All I can really remember is Blake being there but he kept disappearing. He would be there but then I would go under again and when I came to he was gone. Each time was scary also I was so thirsty and wanted a soda. I guess I kept saying this but I couldn’t drink anything because I couldn’t swallow. They couldn’t even give me ice chips because I could choke all I could do was suck on a sponge I just wanted to go home for just a few minutes and get something to drink. Then I was in a room with Blake and my parents went to take a walk since I seemed ok. I was talking and ok and then everything changed. I started having a seizure I was convulsing and turned blue. My parents came BACK FROM Their walk and I was no longer ok. After the seizure I changed I no longer would talk or interact with anyone and everyone was pretty scared. Before the seizure I would answer questions like who people were and the date? I swear ever five minutes someone would ask me the date. It was frustrating because I wasn’t sure if they were asking so much because I was wrong but I didn’t get why they couldn’t just look for themselves. I guess the first time I was asked by the paramedics at the apartment I got it wrong. I said it was 2008 but after that I usually knew. I have no memories around the seizure and for awhileafter that.

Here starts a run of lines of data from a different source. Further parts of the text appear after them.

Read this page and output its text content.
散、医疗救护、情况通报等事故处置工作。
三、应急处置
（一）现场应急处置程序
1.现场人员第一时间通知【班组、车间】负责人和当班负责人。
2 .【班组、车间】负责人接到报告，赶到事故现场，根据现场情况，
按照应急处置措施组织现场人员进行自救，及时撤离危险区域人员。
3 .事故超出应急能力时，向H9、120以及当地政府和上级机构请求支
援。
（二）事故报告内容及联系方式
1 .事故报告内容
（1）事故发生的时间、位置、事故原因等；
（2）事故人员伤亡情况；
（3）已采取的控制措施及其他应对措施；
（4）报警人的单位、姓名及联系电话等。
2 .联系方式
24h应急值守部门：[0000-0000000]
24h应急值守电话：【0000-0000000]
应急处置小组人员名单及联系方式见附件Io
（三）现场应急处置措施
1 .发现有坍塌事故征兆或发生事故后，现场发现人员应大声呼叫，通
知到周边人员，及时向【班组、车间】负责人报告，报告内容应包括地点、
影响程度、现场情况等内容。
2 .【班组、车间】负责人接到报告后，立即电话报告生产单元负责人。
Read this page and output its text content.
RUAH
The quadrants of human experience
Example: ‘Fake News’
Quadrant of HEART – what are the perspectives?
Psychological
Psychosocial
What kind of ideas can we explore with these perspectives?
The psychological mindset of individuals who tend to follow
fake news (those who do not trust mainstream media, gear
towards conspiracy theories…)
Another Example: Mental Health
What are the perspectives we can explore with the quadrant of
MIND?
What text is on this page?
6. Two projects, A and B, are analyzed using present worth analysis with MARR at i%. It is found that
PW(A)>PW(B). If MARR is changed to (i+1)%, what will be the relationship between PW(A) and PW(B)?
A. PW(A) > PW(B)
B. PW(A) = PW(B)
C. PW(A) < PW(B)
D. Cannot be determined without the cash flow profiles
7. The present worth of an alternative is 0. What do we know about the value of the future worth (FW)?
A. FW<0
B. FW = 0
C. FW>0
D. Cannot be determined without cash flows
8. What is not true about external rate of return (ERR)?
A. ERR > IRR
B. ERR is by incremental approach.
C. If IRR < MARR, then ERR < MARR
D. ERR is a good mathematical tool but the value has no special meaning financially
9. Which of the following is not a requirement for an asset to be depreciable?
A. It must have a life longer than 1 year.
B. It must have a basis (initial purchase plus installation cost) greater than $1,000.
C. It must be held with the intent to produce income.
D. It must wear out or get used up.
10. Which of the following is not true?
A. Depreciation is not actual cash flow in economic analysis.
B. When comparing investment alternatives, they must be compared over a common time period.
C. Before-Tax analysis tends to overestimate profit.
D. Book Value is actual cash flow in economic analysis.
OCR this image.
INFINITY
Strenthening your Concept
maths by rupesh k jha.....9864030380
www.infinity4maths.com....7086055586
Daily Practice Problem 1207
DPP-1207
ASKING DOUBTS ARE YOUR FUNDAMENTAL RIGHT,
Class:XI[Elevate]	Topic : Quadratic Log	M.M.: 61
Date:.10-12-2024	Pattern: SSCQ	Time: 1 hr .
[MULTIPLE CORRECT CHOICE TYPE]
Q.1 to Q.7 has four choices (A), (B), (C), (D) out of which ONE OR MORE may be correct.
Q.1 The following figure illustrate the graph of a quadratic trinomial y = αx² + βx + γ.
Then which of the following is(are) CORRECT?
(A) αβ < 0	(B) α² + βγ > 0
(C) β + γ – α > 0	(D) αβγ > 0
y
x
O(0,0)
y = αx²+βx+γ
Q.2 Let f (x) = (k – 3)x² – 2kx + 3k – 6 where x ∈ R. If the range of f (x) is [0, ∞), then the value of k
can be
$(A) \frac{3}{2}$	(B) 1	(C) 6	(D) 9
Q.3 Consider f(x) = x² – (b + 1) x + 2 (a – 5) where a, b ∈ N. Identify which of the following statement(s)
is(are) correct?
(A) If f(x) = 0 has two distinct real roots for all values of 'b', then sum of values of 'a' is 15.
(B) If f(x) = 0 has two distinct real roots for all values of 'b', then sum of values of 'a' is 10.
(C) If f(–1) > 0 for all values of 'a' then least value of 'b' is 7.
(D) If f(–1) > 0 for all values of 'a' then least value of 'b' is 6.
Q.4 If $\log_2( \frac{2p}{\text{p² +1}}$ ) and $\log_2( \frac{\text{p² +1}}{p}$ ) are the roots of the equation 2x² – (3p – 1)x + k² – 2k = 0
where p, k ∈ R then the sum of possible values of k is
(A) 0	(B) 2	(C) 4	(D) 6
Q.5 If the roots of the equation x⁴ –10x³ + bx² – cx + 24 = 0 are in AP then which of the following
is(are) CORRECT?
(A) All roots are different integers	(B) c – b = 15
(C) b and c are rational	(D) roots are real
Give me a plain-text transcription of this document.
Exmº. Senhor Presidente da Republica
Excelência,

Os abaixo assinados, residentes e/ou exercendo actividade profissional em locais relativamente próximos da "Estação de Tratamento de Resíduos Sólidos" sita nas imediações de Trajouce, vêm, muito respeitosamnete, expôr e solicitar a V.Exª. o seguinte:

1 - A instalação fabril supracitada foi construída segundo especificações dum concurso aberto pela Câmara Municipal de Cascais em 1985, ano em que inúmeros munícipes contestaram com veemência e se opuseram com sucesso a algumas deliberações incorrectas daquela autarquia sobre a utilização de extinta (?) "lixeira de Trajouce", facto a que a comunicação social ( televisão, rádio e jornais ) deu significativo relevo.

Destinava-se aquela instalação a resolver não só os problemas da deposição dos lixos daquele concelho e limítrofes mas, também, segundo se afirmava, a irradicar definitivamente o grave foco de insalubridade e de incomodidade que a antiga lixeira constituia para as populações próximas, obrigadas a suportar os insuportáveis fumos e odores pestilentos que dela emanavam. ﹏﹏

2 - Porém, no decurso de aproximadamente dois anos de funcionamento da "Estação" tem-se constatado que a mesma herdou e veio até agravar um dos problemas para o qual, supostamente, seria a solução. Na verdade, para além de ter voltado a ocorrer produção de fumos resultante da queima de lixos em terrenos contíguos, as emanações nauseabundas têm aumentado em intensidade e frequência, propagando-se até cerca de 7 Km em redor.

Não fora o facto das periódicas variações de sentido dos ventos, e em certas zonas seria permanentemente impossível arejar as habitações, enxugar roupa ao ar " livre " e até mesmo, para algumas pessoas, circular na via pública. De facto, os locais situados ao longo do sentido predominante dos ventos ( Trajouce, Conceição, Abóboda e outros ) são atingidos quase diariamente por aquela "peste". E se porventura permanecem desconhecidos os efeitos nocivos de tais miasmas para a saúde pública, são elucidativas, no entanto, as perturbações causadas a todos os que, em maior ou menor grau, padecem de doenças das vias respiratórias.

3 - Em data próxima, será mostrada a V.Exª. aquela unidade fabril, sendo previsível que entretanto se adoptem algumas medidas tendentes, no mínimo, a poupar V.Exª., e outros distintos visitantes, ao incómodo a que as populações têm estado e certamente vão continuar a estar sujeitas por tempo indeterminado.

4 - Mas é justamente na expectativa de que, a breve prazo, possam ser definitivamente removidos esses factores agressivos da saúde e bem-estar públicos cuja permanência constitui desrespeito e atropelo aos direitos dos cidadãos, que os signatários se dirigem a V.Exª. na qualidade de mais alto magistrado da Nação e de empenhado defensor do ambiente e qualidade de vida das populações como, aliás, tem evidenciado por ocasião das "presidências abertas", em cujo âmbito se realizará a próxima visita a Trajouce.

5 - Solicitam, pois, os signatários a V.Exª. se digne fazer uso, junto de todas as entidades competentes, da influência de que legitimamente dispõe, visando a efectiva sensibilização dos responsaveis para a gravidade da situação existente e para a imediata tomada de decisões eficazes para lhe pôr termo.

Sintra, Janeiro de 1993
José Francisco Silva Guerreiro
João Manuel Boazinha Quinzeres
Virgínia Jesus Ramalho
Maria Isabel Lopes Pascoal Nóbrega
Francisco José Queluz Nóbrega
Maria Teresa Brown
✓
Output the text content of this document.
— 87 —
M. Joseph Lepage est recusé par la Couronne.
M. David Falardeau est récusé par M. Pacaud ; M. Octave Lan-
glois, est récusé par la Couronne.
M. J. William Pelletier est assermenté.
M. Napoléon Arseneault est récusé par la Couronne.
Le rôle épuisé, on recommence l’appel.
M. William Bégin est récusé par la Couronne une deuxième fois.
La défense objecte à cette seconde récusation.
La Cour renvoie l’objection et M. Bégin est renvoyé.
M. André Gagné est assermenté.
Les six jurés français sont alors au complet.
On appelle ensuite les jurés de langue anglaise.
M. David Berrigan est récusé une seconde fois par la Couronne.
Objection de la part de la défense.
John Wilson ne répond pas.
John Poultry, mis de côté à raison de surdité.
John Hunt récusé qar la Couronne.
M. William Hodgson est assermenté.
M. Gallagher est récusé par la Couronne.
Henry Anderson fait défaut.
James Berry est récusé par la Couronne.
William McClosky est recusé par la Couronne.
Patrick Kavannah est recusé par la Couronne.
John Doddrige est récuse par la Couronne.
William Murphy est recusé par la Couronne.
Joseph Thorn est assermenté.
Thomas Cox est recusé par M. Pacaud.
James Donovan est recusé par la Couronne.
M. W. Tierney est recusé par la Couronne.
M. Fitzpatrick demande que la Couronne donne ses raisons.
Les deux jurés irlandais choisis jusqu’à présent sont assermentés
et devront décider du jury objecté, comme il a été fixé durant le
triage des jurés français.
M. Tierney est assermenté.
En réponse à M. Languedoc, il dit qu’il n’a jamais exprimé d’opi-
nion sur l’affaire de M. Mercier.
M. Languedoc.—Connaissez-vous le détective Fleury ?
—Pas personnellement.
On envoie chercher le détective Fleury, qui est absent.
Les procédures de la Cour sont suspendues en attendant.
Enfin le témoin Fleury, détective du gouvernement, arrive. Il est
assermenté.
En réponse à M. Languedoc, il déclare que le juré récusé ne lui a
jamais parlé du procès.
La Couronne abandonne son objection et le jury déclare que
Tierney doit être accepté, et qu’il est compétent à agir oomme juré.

After a couple days when the physical therapists were working on my legs and my sister Trisha noticed that my ankle was swollen and blue. They took me for an x-ray and it was broken. I think I remember hearing it break but because I had no pain sensation no one noticed. I have vague memories of seeing my parents but no real memories. I guess lots of people were around my family and Blake’s but I have no memory of anyone. So if you were theret hanks. I went from the emergency room to Critical care and then to intermediate care which is where I begin to have memories.

The morning of the stroke

The morning of

On February 1 Blake and I moved into our new apartment. I felt fine that day but just tired and stressed from moving. My sister said I looked a little of but nothing major felt wrong. Went to bed that night and the next morning woke up feeling wiped out but didn’t think anything was wrong. I tried to stand up to get ready for work and fell down. I heard a snap but didn’t feel anything. I just thought I was really tired. Then Blake was trying to talk to me. He kept yelling at me to stop talking funny but I didn’t understand why couldn’t hear myself and didn’t realize that my face had drooped and I was slurring my words. Blake called my mom and his mom because he was freaked out and wasn’t sure what to do. I remember listening to him not understanding why he was making such a big deal. I was just tired and wanted to go back to sleep. Blake helped me get back in bed because I couldn’t do it on my own. Then he decided to call 911 because something really seemed wrong with me. I couldn’t believe how much he was overreacting because to me nothing seemed wrong. I guess there is a part of your brain that gets triggered that there is an emergency and makes you panic. That never happened I had no idea that something was wrong I felt no pain. The paramedics showed up and put me on the gurney. They asked Blake a bunch of questions about me and then told him where they were taking me and how to get there. Then they put me in the ambulance which is where I started to panic. I have a huge fear of needles and they wanted to do an IV. I couldn’t believe that Blake had just left me with the paramedics and I was so scared. I didn’t know where Blake was and why he left me. He was with Bella who was freaking out that the paramedics had taken me away poor baby

I remember being in the ambulance a little and then getting to the hospital. That’s the point where I started freaking out. I wasn’t sure where I was and still didn’t understand why I was there. I still thought the only thing wrong was that I was tired. In my confused state I started getting worried that since I didn’t know where I was Blake wouldn’t be able to find me. The only thing I really understood was that I wanted the IV out. Most of what happens the rest of the day I learned from others because I only have flashes of it. Also I thought a lot of things that I don’t remember saying but I guess I was talking but I only remember thinking it. The last real memory is going in to the hospital and then 8 days later. Most of that time had to be filled in by others.